俺は、足元のセンサーでドアを開けて再び部屋に入室し、健二の横たわる手術台の上に立った。

 助手たちが健二の体幹を消毒し、術野をくり抜いた青いドレープで体を覆った。

「始めるぞ」

 髭達磨が言って、メスを受けとった。メスの刃が、健二の腹を裂いた。続いて電気メスで、脂肪から筋肉、腹膜へと切開していく。そして、出血源と思われる大腸に到達する。

「こりゃ、縫合は無理だな。挫滅部分の切除、吻合術を行う」

 助手の一人が、俺に把持鉗子を渡してきた。

「ぼさっとしてないで、役に立て」

 俺は把持鉗子を受け取って、言われるままに、術野を広げるために組織を牽引した。

 鉗子を持つ手が震え、自分のものと思えなかった。

 損傷部分から、出血が続いていた。助手がドレーンでそれを吸い上げた。迅速の血液検査の結果が出て、麻酔科医がそれを見て輸血を開始した。

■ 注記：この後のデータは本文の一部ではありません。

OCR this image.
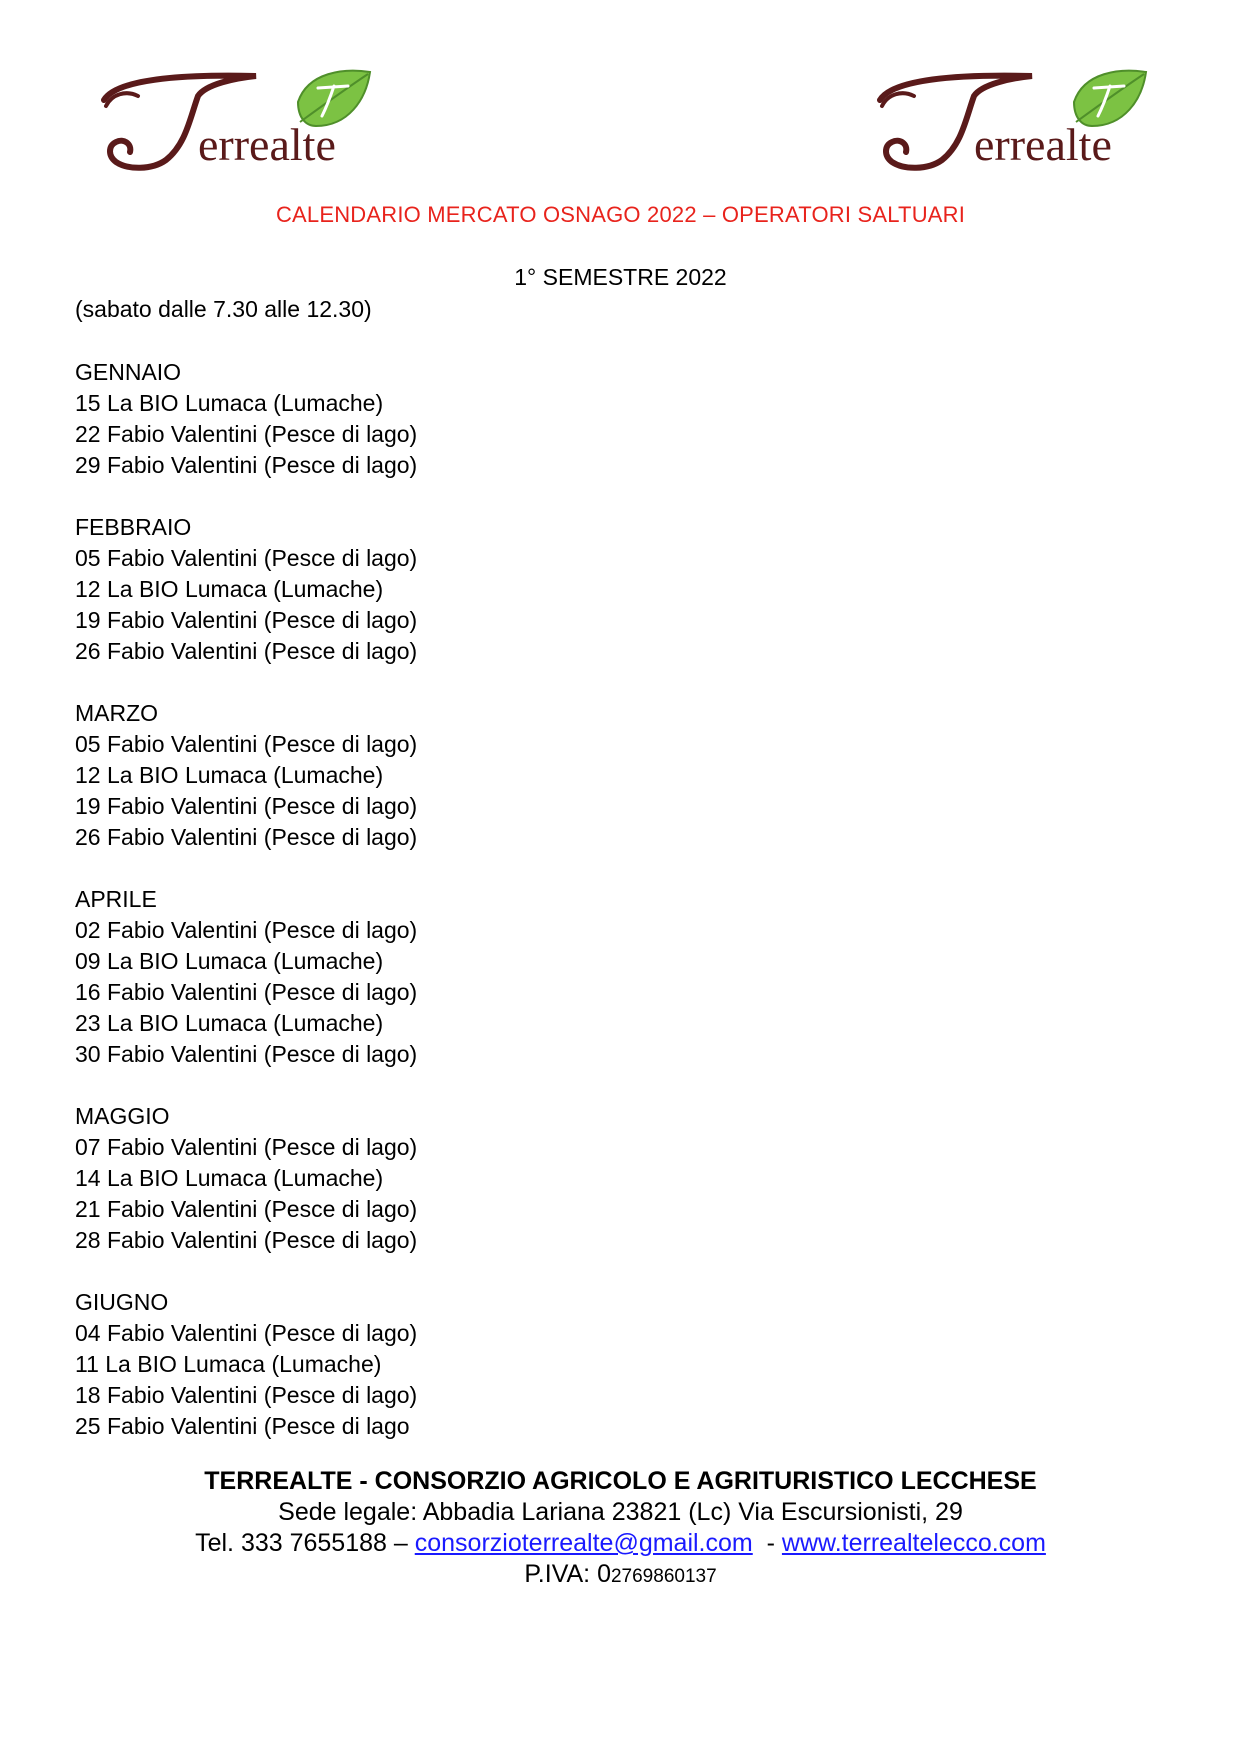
errealte	errealte
CALENDARIO MERCATO OSNAGO 2022 – OPERATORI SALTUARI
1° SEMESTRE 2022
(sabato dalle 7.30 alle 12.30)
GENNAIO
15 La BIO Lumaca (Lumache)
22 Fabio Valentini (Pesce di lago)
29 Fabio Valentini (Pesce di lago)
FEBBRAIO
05 Fabio Valentini (Pesce di lago)
12 La BIO Lumaca (Lumache)
19 Fabio Valentini (Pesce di lago)
26 Fabio Valentini (Pesce di lago)
MARZO
05 Fabio Valentini (Pesce di lago)
12 La BIO Lumaca (Lumache)
19 Fabio Valentini (Pesce di lago)
26 Fabio Valentini (Pesce di lago)
APRILE
02 Fabio Valentini (Pesce di lago)
09 La BIO Lumaca (Lumache)
16 Fabio Valentini (Pesce di lago)
23 La BIO Lumaca (Lumache)
30 Fabio Valentini (Pesce di lago)
MAGGIO
07 Fabio Valentini (Pesce di lago)
14 La BIO Lumaca (Lumache)
21 Fabio Valentini (Pesce di lago)
28 Fabio Valentini (Pesce di lago)
GIUGNO
04 Fabio Valentini (Pesce di lago)
11 La BIO Lumaca (Lumache)
18 Fabio Valentini (Pesce di lago)
25 Fabio Valentini (Pesce di lago
TERREALTE - CONSORZIO AGRICOLO E AGRITURISTICO LECCHESE
Sede legale: Abbadia Lariana 23821 (Lc) Via Escursionisti, 29
Tel. 333 7655188 – consorzioterrealte@gmail.com  - www.terrealtelecco.com
P.IVA: 02769860137
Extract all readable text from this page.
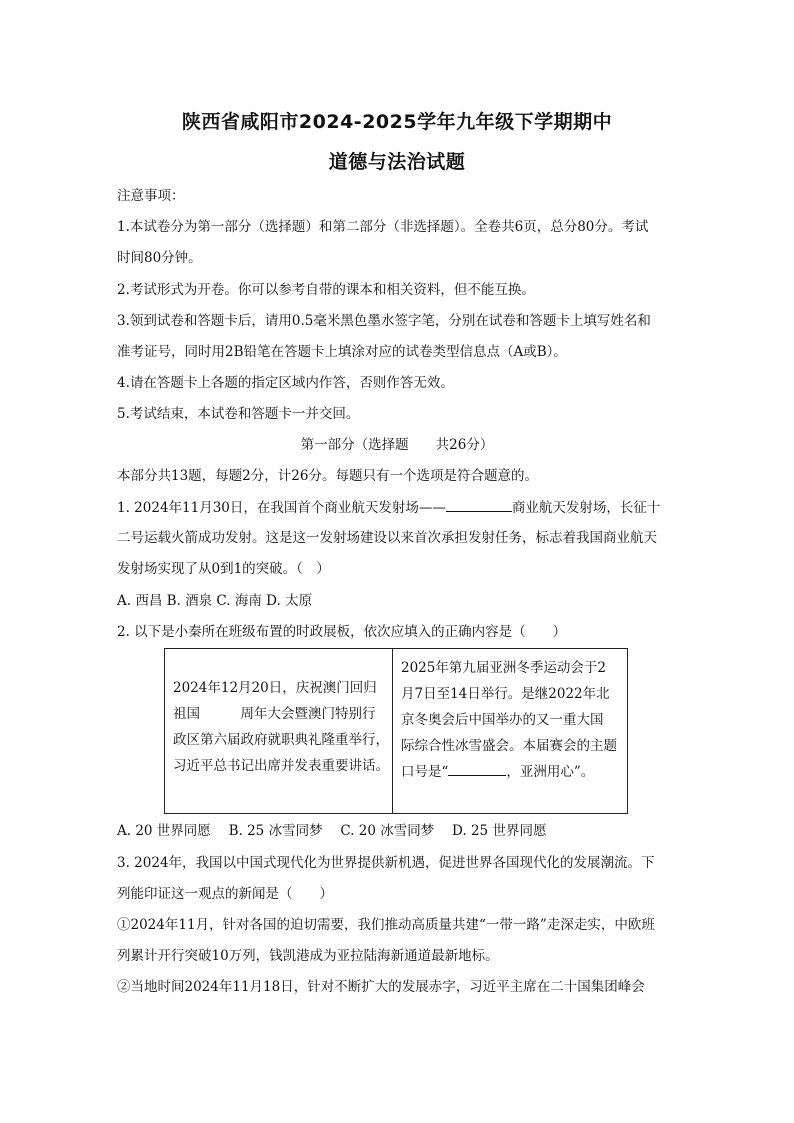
陕西省咸阳市2024-2025学年九年级下学期期中
道德与法治试题
注意事项：
1.本试卷分为第一部分（选择题）和第二部分（非选择题）。全卷共6页，总分80分。考试
时间80分钟。
2.考试形式为开卷。你可以参考自带的课本和相关资料，但不能互换。
3.领到试卷和答题卡后，请用0.5毫米黑色墨水签字笔，分别在试卷和答题卡上填写姓名和
准考证号，同时用2B铅笔在答题卡上填涂对应的试卷类型信息点（A或B）。
4.请在答题卡上各题的指定区域内作答，否则作答无效。
5.考试结束，本试卷和答题卡一并交回。
第一部分（选择题　　共26分）
本部分共13题，每题2分，计26分。每题只有一个选项是符合题意的。
1. 2024年11月30日，在我国首个商业航天发射场——	商业航天发射场，长征十
二号运载火箭成功发射。这是这一发射场建设以来首次承担发射任务，标志着我国商业航天
发射场实现了从0到1的突破。（　）
A. 西昌 B. 酒泉 C. 海南 D. 太原
2. 以下是小秦所在班级布置的时政展板，依次应填入的正确内容是（　　）
2024年12月20日，庆祝澳门回归
祖国　　　周年大会暨澳门特别行
政区第六届政府就职典礼隆重举行，
习近平总书记出席并发表重要讲话。
2025年第九届亚洲冬季运动会于2
月7日至14日举行。是继2022年北
京冬奥会后中国举办的又一重大国
际综合性冰雪盛会。本届赛会的主题
口号是“	，亚洲用心”。
A. 20 世界同愿　 B. 25 冰雪同梦　 C. 20 冰雪同梦　 D. 25 世界同愿
3. 2024年，我国以中国式现代化为世界提供新机遇，促进世界各国现代化的发展潮流。下
列能印证这一观点的新闻是（　　）
①2024年11月，针对各国的迫切需要，我们推动高质量共建“一带一路”走深走实，中欧班
列累计开行突破10万列，钱凯港成为亚拉陆海新通道最新地标。
②当地时间2024年11月18日，针对不断扩大的发展赤字，习近平主席在二十国集团峰会
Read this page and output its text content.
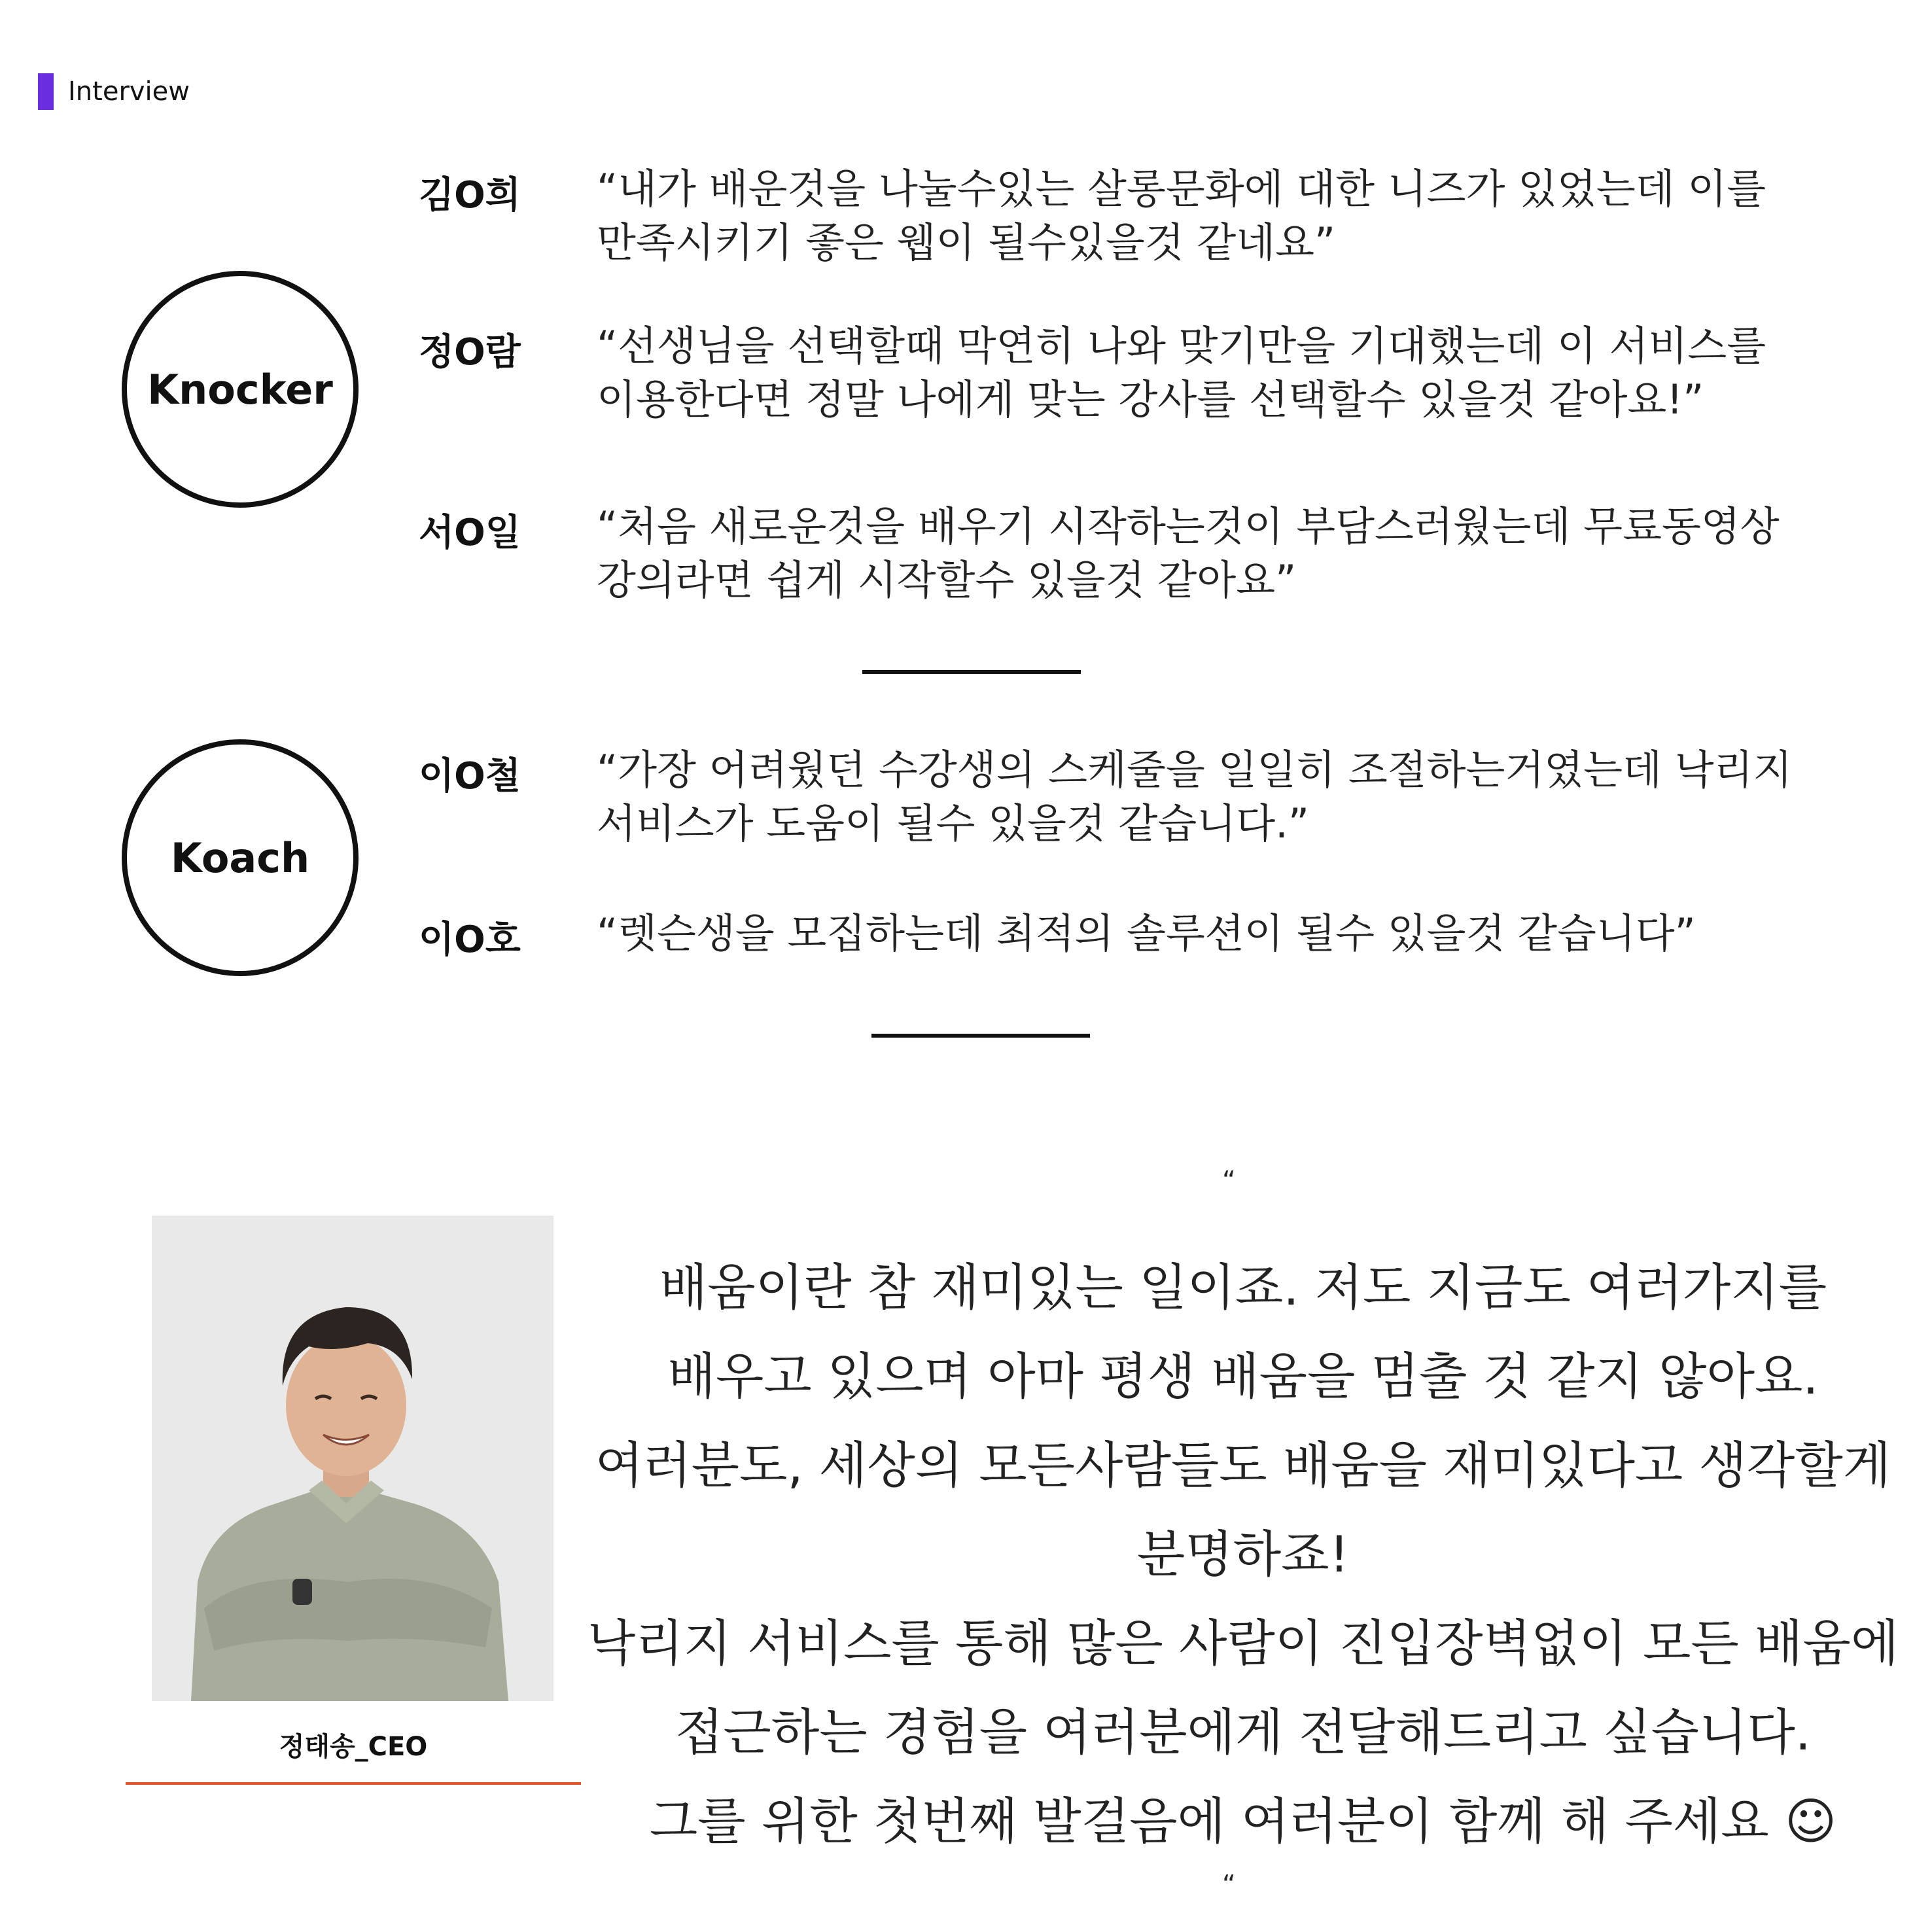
Interview
Knocker
김O희 “내가 배운것을 나눌수있는 살롱문화에 대한 니즈가 있었는데 이를
만족시키기 좋은 웹이 될수있을것 같네요”
정O람 “선생님을 선택할때 막연히 나와 맞기만을 기대했는데 이 서비스를
이용한다면 정말 나에게 맞는 강사를 선택할수 있을것 같아요!”
서O일 “처음 새로운것을 배우기 시작하는것이 부담스러웠는데 무료동영상
강의라면 쉽게 시작할수 있을것 같아요”
Koach
이O철 “가장 어려웠던 수강생의 스케줄을 일일히 조절하는거였는데 낙리지
서비스가 도움이 될수 있을것 같습니다.”
이O호 “렛슨생을 모집하는데 최적의 솔루션이 될수 있을것 같습니다”
정태송_CEO
“
배움이란 참 재미있는 일이죠. 저도 지금도 여러가지를
배우고 있으며 아마 평생 배움을 멈출 것 같지 않아요.
여러분도, 세상의 모든사람들도 배움을 재미있다고 생각할게
분명하죠!
낙리지 서비스를 통해 많은 사람이 진입장벽없이 모든 배움에
접근하는 경험을 여러분에게 전달해드리고 싶습니다.
그를 위한 첫번째 발걸음에 여러분이 함께 해 주세요 ☺
“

「俺、この井岡ってやつ、覚えてる。二か月くらい前に、うちの科を回ってたよな。印象深いやつだった。頭がいいけど馬鹿なんだ。何も知らねえガキのくせに、いっちょ前に知ったかの素振りで、醒めた目してやがった。馬鹿は死んでも治らない。だから助ける。死なせはしない。でもこいつの目が覚めたら、誰かこいつをぶん殴っとけ。『馬鹿野郎』つってな」

 手術が着々と進められていった。健二の、ぬめりを持った大腸が蠢いた。俺は緊張で首筋がひりひりした。ところどころで指示を受け、把持鉗子を動かした。大腸の損傷部分はやがて切除され、端と端が吻合された。汚染された腹腔内も洗浄された。それは、とても丁寧でかつ迅速な手際だった。

 鉗子を手に持ちながら、俺はもう一度考えた。

 どうして、こんなことになったのだろう。

 健二の薄ら笑いの向こうに、どんな感情模様があったのだろう。

 腹腔の中を覗き見ても、その心の内などわかりはしない。

 だから、健二の目が覚めたら、話をしようと思う。今度こそ、健二の本当の言葉に、耳を傾けることができそうな気がするのだ。

 手術が終盤に差し掛かった頃に時計を見ると、もう日が昇る時間であった。髭達磨は身を引き、助手たちが開いた腹部を縫合していった。皮膚の縫合になった際、助手の一人が俺に声をかけた。

「ここから下半分、お前が縫合をやってみるか?」

 俺はそう言われて、驚いた。返答する間もなく、糸の付いた針と持針器を渡された。

 俺は、慎重に、健二の腹に針を通し、糸を結んでいった。お世辞にも綺麗とは言い難い結び目だった。七針縫ったところで、最後にステープラーでとめていって、ガーゼで拭った。

 ドレープが外され、再び健二の全身が露わになった。俺はガウンを脱いで感染ゴミ箱に捨て、麻酔科医のモニターに目をやった。バイタルは正常であった。下がった血圧は持ち直されていた。

 病棟から看護師の迎えが来た。健二はストレッチャーに乗せられて、外科医と看護師とともに手術室を出ていった。俺はその姿を見送った後、それまでの緊張の反動か、まるで巨大なスライムにのしかかられたような猛烈な疲労感に襲われた。もはや研修医室に戻る気力もなく、俺は麻酔科医の休憩室で横になり、そこで目をつむった瞬間から泥のような眠りについた。